Tranquility reigns supreme at Glendalough State Park, a park located on the edge of the bustling little community of Battle Lake. It’s a park full of activities yet exuding a calmness centered around Annie Battle Lake, a natural lake free of motorized watercraft.
The clear water and sandy bottom of Annie Battle Lake makes it a destination for swimming, nonmotorized watercraft and fishing. The fishing gets a boast from being a “heritage” lake with special regulations that make larger fish more common.
Canoeing, kayaking and paddleboarding are made easier by a concessionaire who rents all the equipment you need from the park’s main lake. And while Annie Battle is a beautiful lake, exploring the meandering creek system connecting Annie to Blanche Lake in the north and Molly Stark to the south adds views of intriguing landscapes and a sense of solitude.

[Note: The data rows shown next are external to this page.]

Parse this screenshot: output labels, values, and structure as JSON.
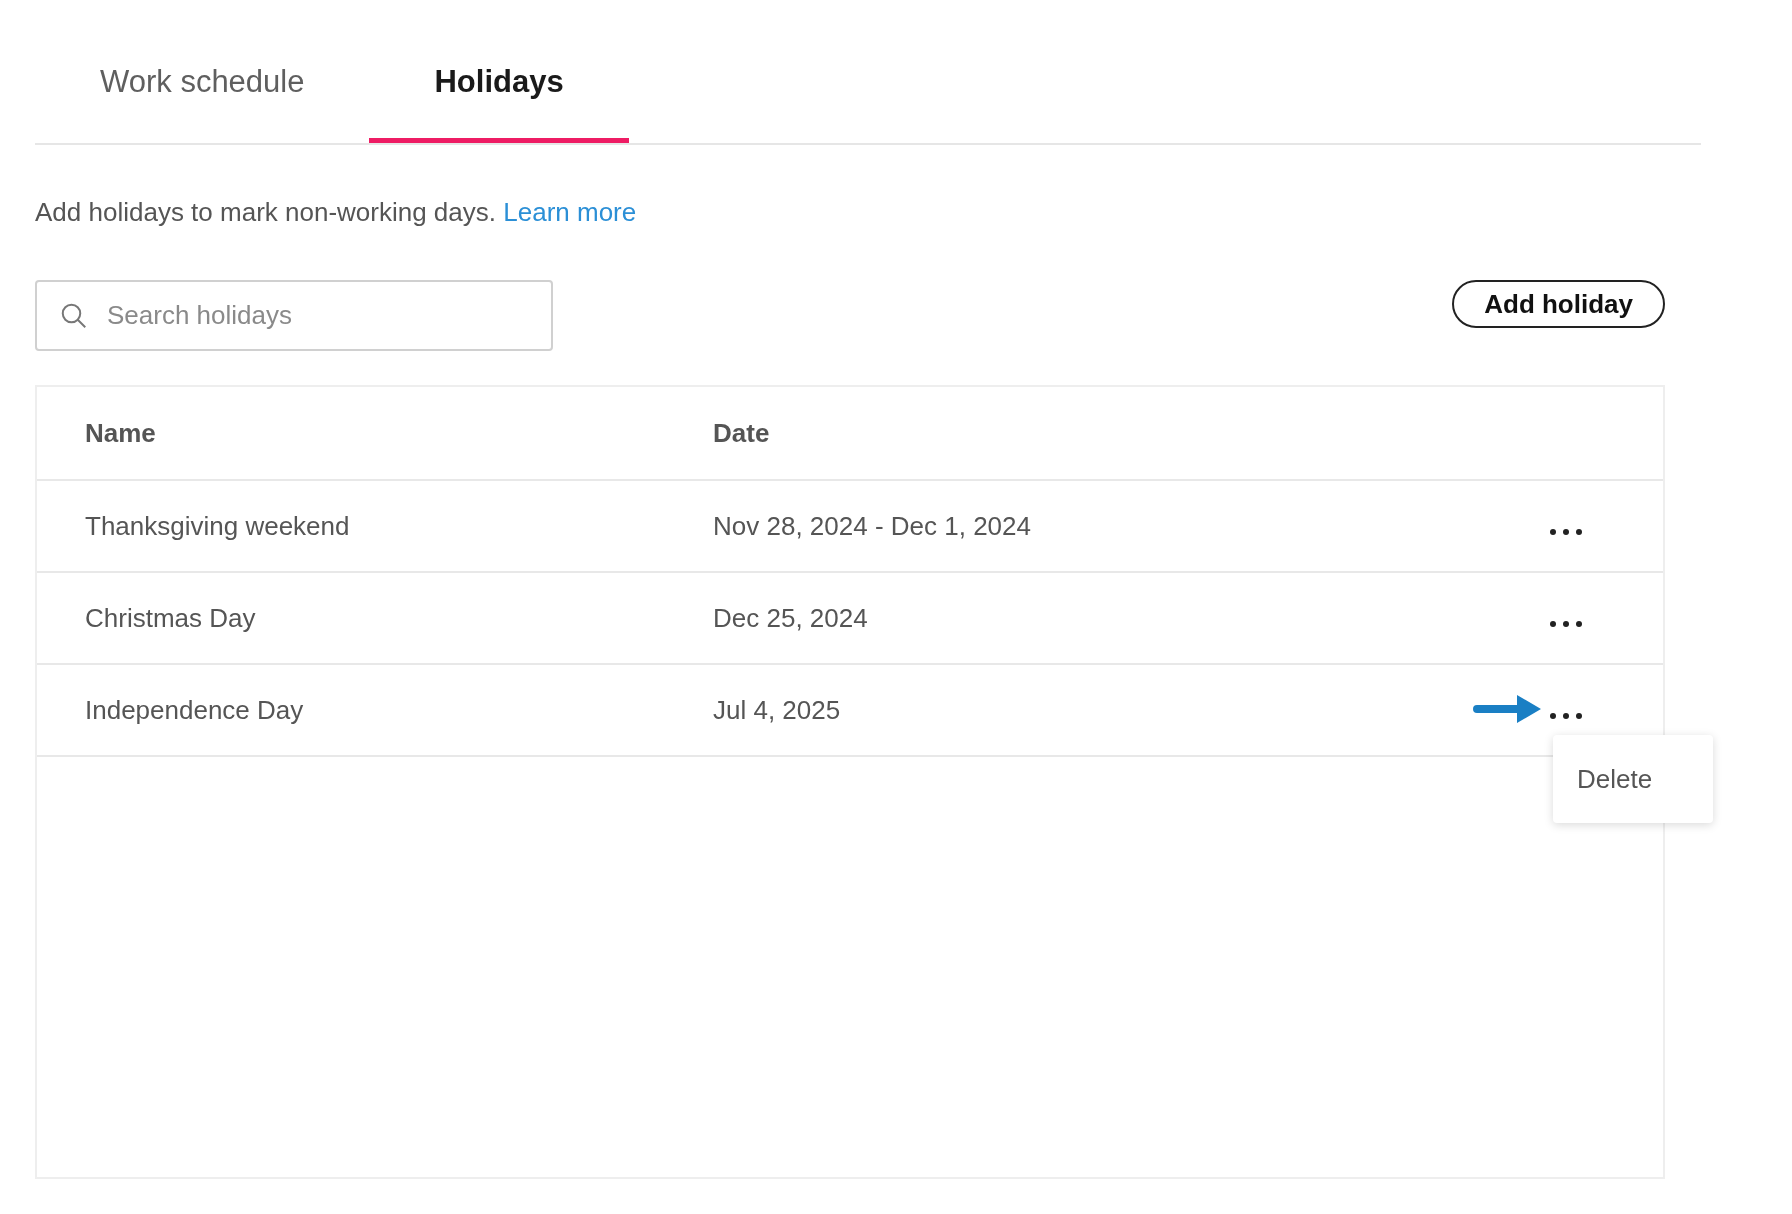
{
  "tabs": [
    {
      "label": "Work schedule",
      "selected": false
    },
    {
      "label": "Holidays",
      "selected": true
    }
  ],
  "description": {
    "text": "Add holidays to mark non-working days.",
    "link": "Learn more"
  },
  "search": {
    "placeholder": "Search holidays"
  },
  "add_button": "Add holiday",
  "table": {
    "columns": [
      "Name",
      "Date"
    ],
    "rows": [
      {
        "name": "Thanksgiving weekend",
        "date": "Nov 28, 2024 - Dec 1, 2024",
        "menu_open": false
      },
      {
        "name": "Christmas Day",
        "date": "Dec 25, 2024",
        "menu_open": false
      },
      {
        "name": "Independence Day",
        "date": "Jul 4, 2025",
        "menu_open": true
      }
    ]
  },
  "row_menu": {
    "items": [
      "Delete"
    ]
  }
}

Bicycles are also rented out in the park so visitors can explore the roughly three miles of shared-use paved trail that rim around Annie Battle and Molly Stark Lakes through both woods and prairies. Continue on the quiet park road to complete the roughly 5-mile loop, or continue on the paved trail that leads out of the park, rims around the larger West Battle Lake and into downtown Battle Lake to explore the small shops, galleries and museum amid the bicycle-friendly streets.
Camping at Glendalough is uniquely calm since the campground is traffic-free. Carts are provided to haul all your gear to one of the 22 sites or four camper cabins that are located between 200 to 1,300 feet from the parking lot.
For those looking for a more adventurous journey to your night’s resting place, the park offers canoe-in/bike-in options to two yurts or three campsites located on the far-end of Annie Battle Lake.
This park is relatively new compared with others in the state park system. It was established in 1991 after being donated to The Nature Conservancy by the Cowles Media Company (then the owner of the Star Tribune). The property had been used as the company’s retreat center for decades, where they hosted notable guests, such as Dwight Eisenhower and Richard Nixon.
A historic lodge remains in the park from those private retreat days and holds memorabilia on display for visitors.
Further back in history, this land was used by Native Americans with some important archaeological finds in the park, such as an earthen oven that is among the oldest known in Minnesota. These finds were documented but then left safely where they were found.